🤖 AI Summary
This work addresses the challenge of efficiently extracting a unique shape representation from binary images that is invariant to translation, scaling, and rotation, and integrating it as a geometric prior into deep learning models. To this end, the authors propose the Harmonic Beltrami Signature Network (HBSN), which, for the first time, enables end-to-end neural computation of the theoretically grounded Harmonic Beltrami Signature (HBS). The architecture combines a pre-spatial transformer network (pre-STN) for shape normalization, a U-Net backbone to predict the HBS, and a post-spatial transformer network (post-STN) for angular regularization, allowing seamless integration of HBS into existing segmentation frameworks.
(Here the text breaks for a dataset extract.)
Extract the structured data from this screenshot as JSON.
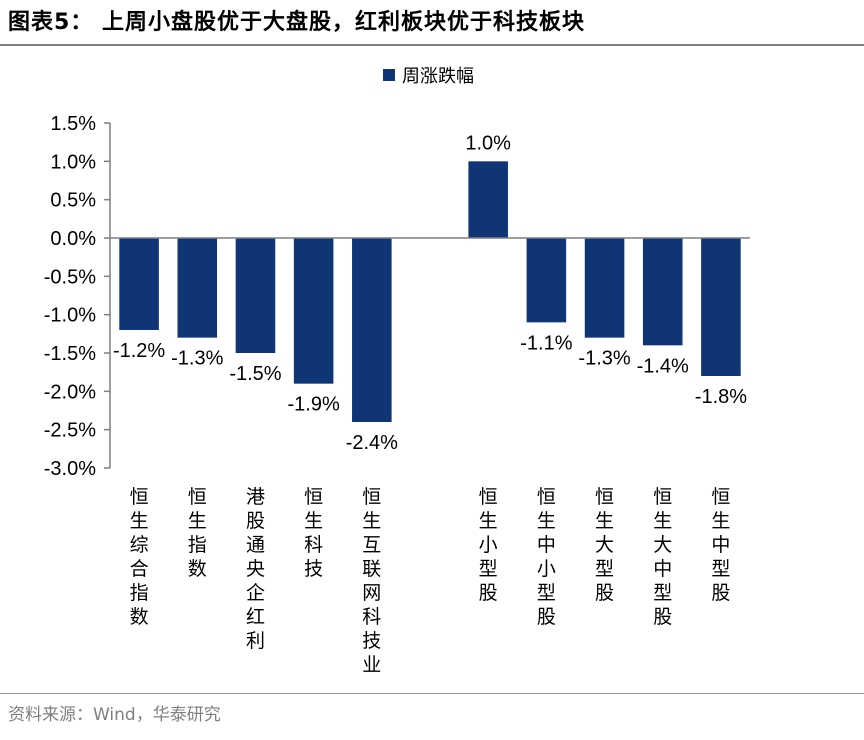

Experiments demonstrate that HBSN accurately generates HBS representations for complex shapes and, as a plug-and-play module, significantly enhances segmentation performance, thereby validating its effectiveness in incorporating geometric priors into visual tasks.
📝 Abstract
This paper presents the Harmonic Beltrami Signature Network (HBSN), a novel deep learning architecture for computing the Harmonic Beltrami Signature (HBS) from binary-like images. HBS is a shape representation that provides a one-to-one correspondence with 2D simply connected shapes, with invariance to translation, scaling, and rotation. By exploiting the function approximation capacity of neural networks, HBSN enables efficient extraction and utilization of shape prior information. The proposed network architecture incorporates a pre-Spatial Transformer Network (pre-STN) for shape normalization, a UNet-based backbone for HBS prediction, and a post-STN for angle regularization. Experiments show that HBSN accurately computes HBS representations, even for complex shapes. Furthermore, we demonstrate how HBSN can be directly incorporated into existing deep learning segmentation models, improving their performance through the use of shape priors. The results confirm the utility of HBSN as a general-purpose module for embedding geometric shape information into computer vision pipelines.